While monotherapy remains the preferred treatment for epilepsy, combinations between AEDS are used very often, mainly in those who don’t respond to a single drug, and similarly, these combinations are utilized to treat associated or intercurrent conditions [21]. Nevertheless, although combination therapy with AEDS may provide clinical benefits, it may also raise the risk of adverse effects due to pharmacological interactions and affect the well-being of patients [16]. Because only a small number of patients who received other enzyme-inducing AEDS were found during the duration of this study, it was not possible to compare the effect of comedication on VPA clearance within each age group.

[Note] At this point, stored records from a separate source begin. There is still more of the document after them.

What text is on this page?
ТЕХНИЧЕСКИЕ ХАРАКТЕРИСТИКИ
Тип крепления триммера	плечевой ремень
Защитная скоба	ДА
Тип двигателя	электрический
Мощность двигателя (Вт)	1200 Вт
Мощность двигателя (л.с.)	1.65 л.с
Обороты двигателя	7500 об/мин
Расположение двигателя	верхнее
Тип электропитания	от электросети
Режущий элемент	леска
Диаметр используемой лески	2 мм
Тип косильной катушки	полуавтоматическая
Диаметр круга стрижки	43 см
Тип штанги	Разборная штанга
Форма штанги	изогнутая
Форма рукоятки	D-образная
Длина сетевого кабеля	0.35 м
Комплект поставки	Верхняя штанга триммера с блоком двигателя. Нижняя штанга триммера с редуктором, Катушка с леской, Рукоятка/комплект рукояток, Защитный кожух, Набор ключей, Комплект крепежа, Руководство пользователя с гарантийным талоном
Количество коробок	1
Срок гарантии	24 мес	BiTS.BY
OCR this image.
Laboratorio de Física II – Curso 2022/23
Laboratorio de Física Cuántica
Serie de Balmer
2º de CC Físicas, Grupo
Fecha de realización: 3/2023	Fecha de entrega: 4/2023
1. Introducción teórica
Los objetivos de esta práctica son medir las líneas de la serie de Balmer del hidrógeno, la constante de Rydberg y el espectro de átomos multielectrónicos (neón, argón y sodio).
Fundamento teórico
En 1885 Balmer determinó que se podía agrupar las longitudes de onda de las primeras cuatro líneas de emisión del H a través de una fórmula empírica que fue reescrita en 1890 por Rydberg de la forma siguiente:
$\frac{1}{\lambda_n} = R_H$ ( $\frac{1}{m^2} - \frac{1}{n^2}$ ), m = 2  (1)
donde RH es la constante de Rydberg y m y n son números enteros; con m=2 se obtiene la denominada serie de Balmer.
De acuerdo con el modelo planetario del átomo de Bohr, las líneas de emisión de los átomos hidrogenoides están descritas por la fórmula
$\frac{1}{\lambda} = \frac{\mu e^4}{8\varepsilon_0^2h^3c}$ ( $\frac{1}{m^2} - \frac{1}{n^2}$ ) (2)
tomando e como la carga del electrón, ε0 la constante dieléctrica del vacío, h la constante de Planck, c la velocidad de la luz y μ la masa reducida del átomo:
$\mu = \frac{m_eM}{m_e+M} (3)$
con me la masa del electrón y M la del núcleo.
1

In the population studied, 9.1% of the patients presented adverse reactions to the drug, which were drowsiness, headache, vomiting, gastritis and the most severe were leukopenia and thrombocytopenia. In this study, as in other studies conducted at the same center, there were some limitations [22]. Evaluation of the indication of an individual for whom AED measurement was requested was chiefly on the basis of data retrieved from the clinical records that may be incorrect or incomplete; moreover, there was no information regarding the relationship between the therapeutic range reported in patients and their response to AED therapy. Some important information, such as seizure recurrence or suspected side effects related to therapeutic AEDs, may not always be sufficiently listed in the charts as a reason for ordering a drug level. Therefore, based on this brief study, it is considered necessary to correct and adapt the current monitoring methodology used, including a clinical pharmacist who applies the principles of pharmacokinetics and TDM, which allows the optimization of VPA dosage for benefit of patients.

CONCLUSION

Due to the lack of recognition of clinical pharmacists in Mexico, it is recommended that the best clinical outcomes can be evaluated only by monitoring pharmacokinetic parameters for variations appearing in each patient, and not just through trial and error dosing. The recognition and inclusion of pharmacists in the health team are necessary.

ACKNOWLEDGMENTS: This study was carried out with the support of the Laboratory of Clinical Chemistry of the Hospital del Sistema DIF Hidalgo, Mexico.

CONFLICT OF INTEREST: None

FINANCIAL SUPPORT: None

ETHICS STATEMENT: The study was approved by the ethics committee of the Hospital del Sistema DIF Hidalgo, Mexico.